Without JavaScript enabled, you might want to turn on Classic Discussion System in your preferences instead. Follow Slashdot stories on Twitter. Sign up for the Slashdot Daily Newsletter! If regulatory concerns aren't enough to explain Bitcoin's 50 percent slump from its record high reached last month, how about blaming it on the moon? An anonymous reader writes: The Lunar New Year, which marks the first day of the year in the Chinese calendar, is being cited by some as contributing to Bitcoin's slump as Asian traders cash out their cryptocurrencies to travel and buy gifts for the holiday that starts Feb.

The festivity is celebrated not just in China, but in other Asian countries including Singapore, Indonesia, Malaysia, Korea and Thailand. People are jumping to other Crypto Score: Bitcoin is not the 'cool' one anymore Reply to This Parent Share twitter facebook linkedin. LOL at buttcoin Score: No they are not. A correction would have them all go down to zero.

Thermal paper didn't double in cost in a week. Wait, are you saying that if it turns out later that he was wrong, then he's not right?

At least you used the term "price", and not "value". There is no such thing as value.

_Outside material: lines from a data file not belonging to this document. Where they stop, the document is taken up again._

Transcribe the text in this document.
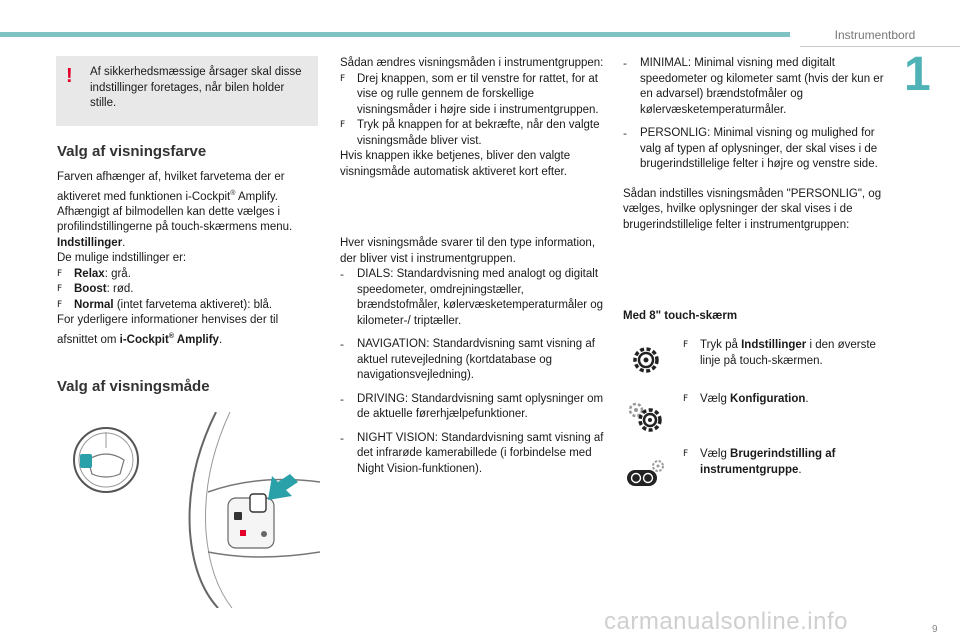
Instrumentbord
1
! Af sikkerhedsmæssige årsager skal disse indstillinger foretages, når bilen holder stille.
Valg af visningsfarve

Farven afhænger af, hvilket farvetema der er aktiveret med funktionen i-Cockpit® Amplify.

Afhængigt af bilmodellen kan dette vælges i profilindstillingerne på touch-skærmens menu.
Indstillinger.

De mulige indstillinger er:

F Relax: grå.

F Boost: rød.

F Normal (intet farvetema aktiveret): blå.

For yderligere informationer henvises der til afsnittet om i-Cockpit® Amplify.

Valg af visningsmåde

Sådan ændres visningsmåden i instrumentgruppen:

F Drej knappen, som er til venstre for rattet, for at vise og rulle gennem de forskellige visningsmåder i højre side i instrumentgruppen.

F Tryk på knappen for at bekræfte, når den valgte visningsmåde bliver vist.

Hvis knappen ikke betjenes, bliver den valgte visningsmåde automatisk aktiveret kort efter.

Hver visningsmåde svarer til den type information, der bliver vist i instrumentgruppen.

- DIALS: Standardvisning med analogt og digitalt speedometer, omdrejningstæller, brændstofmåler, kølervæsketemperaturmåler og kilometer-/ triptæller.

- NAVIGATION: Standardvisning samt visning af aktuel rutevejledning (kortdatabase og navigationsvejledning).

- DRIVING: Standardvisning samt oplysninger om de aktuelle førerhjælpefunktioner.

- NIGHT VISION: Standardvisning samt visning af det infrarøde kamerabillede (i forbindelse med Night Vision-funktionen).

- MINIMAL: Minimal visning med digitalt speedometer og kilometer samt (hvis der kun er en advarsel) brændstofmåler og kølervæsketemperaturmåler.

- PERSONLIG: Minimal visning og mulighed for valg af typen af oplysninger, der skal vises i de brugerindstillelige felter i højre og venstre side.

Sådan indstilles visningsmåden "PERSONLIG", og vælges, hvilke oplysninger der skal vises i de brugerindstillelige felter i instrumentgruppen:

Med 8" touch-skærm

F Tryk på Indstillinger i den øverste linje på touch-skærmen.

F Vælg Konfiguration.

F Vælg Brugerindstilling af instrumentgruppe.

carmanualsonline.info	9
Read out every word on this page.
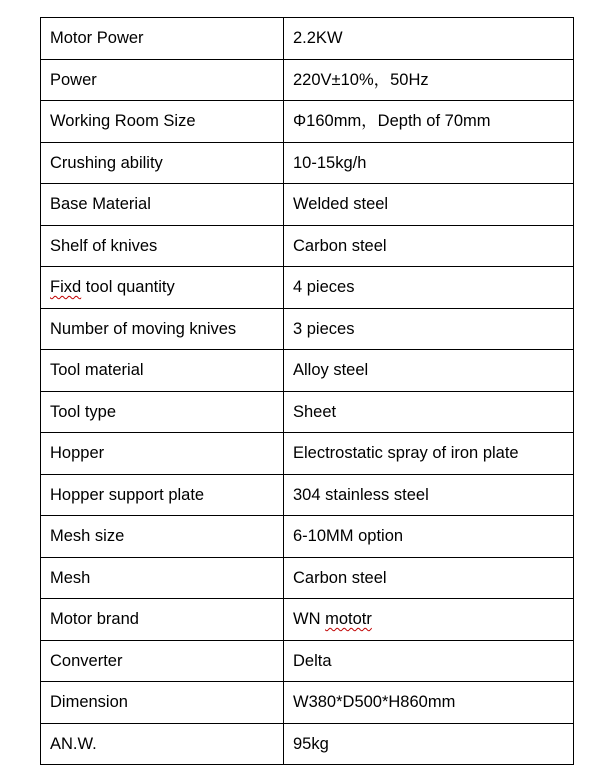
Motor Power	2.2KW
Power	220V±10%，50Hz
Working Room Size	Φ160mm，Depth of 70mm
Crushing ability	10-15kg/h
Base Material	Welded steel
Shelf of knives	Carbon steel
Fixd tool quantity	4 pieces
Number of moving knives	3 pieces
Tool material	Alloy steel
Tool type	Sheet
Hopper	Electrostatic spray of iron plate
Hopper support plate	304 stainless steel
Mesh size	6-10MM option
Mesh	Carbon steel
Motor brand	WN mototr
Converter	Delta
Dimension	W380*D500*H860mm
AN.W.	95kg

Happy birthday images for brother from sister

  • O que e bitcoin stockade

    Nicosia university bitcoin mineral

  • Bitcoin qt server solo mining software

    Bitcoin physical coin price

Webinar bitcoin and ethereum trading strategy and charts

  • Bitforce sc 5ghs litecoin

    Liquide vaisselle dessin de fleur

  • Bitcoin2048 bot chrome

    10 gh s bitcoin miner test speed

  • Blockchain newsletter clip

    Popular bitcoin exchange cexio launches instant withdrawals to visamastercard

Litecoin vs bitcoin difficulty factory

23 comments Courtney warner bitcoin mining

Restore bitcoin wallet online

Yelp is a fun and easy way to find, recommend and talk about whatвs great and not so great in Blackpool and beyond. 7в will trade automatically on the received quotations and your settings. You can actually find out yourself which coins will make the most sense to mine, and which ones are likely to be the most profitable for mining as we continue to move forward in 2018 by following these steps.

Participants with access to computers do make use of the internet for informational purposes. Depending on the Bitcoin exchange broker where the account is opened, even on MetaTrader 4, Bitcoin can be traded much like other currencies on a dedicated Bitcoin trading platform which.